I also know that change is terrifying—for everyone, to some extent, but especially for her. I know that if I wait and we start shopping next June that anxiety will be our constant companion. I know she’ll overthink every choice, become mired in indecision, and what should be a joyful time of anticipation could become something else entirely. I know that when I left home at her age I couldn’t wait to leave, but she’ll have a very different experience, excitement tempered because she’ll be leaving her safe haven. I know that if she isn’t surrounded by the colors she loves, the sheets that feel “right,” everything just so, it will be that much harder for her to see college as the next big adventure. I know that if we spend this whole year preparing, it will soften the blow when the time comes to say goodbye.

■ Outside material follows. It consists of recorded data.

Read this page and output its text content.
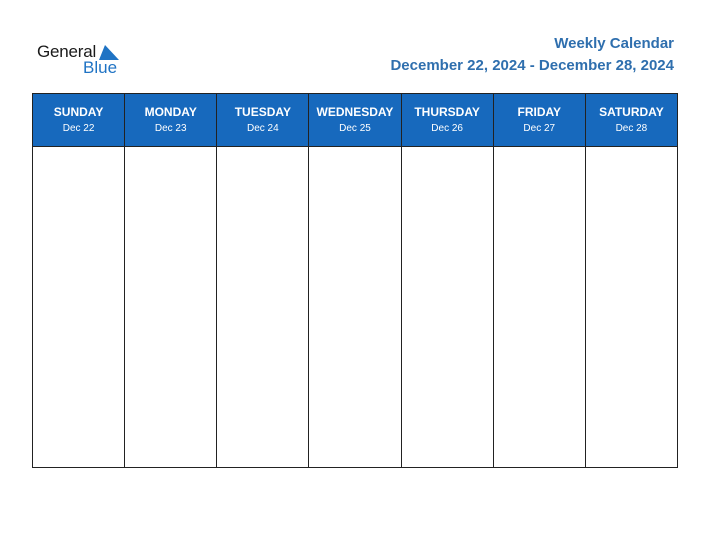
General
Blue
Weekly Calendar
December 22, 2024 - December 28, 2024
SUNDAY
Dec 22
MONDAY
Dec 23
TUESDAY
Dec 24
WEDNESDAY
Dec 25
THURSDAY
Dec 26
FRIDAY
Dec 27
SATURDAY
Dec 28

There’s so much change coming, for her. So many things I can’t control or even help her with or slow down to make it easier. She’ll handle it—she’s ready—but in the meantime, I can spend this year sending her unspoken messages of unwavering support the best way I know how.
I bought a mattress topper. You are going away to college next year. No maybes. You’re ready. I found some nice, fluffy pillows. You’ll find a way to make yourself comfy and cozy without us, I promise. Mattress and pillow protectors; check. I’ll always be here for backup, even when I’m not with you. We sat down and looked at towels together, discussing the pros and cons of standard towel sets vs. what she’ll actually use, and then we ordered exactly what she wanted. Look at you, making choices, looking ahead, getting ready to fly. After a lot of searching and working my coupon mojo, I was able to snag a couple of really nice cotton sheet sets in her favorite colors. Will you miss your bed here? Probably. But your one there will be pretty rad. She spent some time looking for the “perfect” duvet cover, and when she couldn’t find it, we picked out fabric to make one, instead. Your space will be completely your own and unique, because you’re one of a kind. Some of the purchases we’ve decided together; some I’ve gone ahead with and showed her when they arrived; others are hidden, surprises yet to be revealed.
Every single acquisition is a silent love letter. By the time we step into her dorm, next summer, letting go is still going to be hard. I know that. But if it’s even a tiny bit easier thanks to a whole year of slow and matter-of-fact preparation? That’s a win. Bonus: her room is going to look amazing.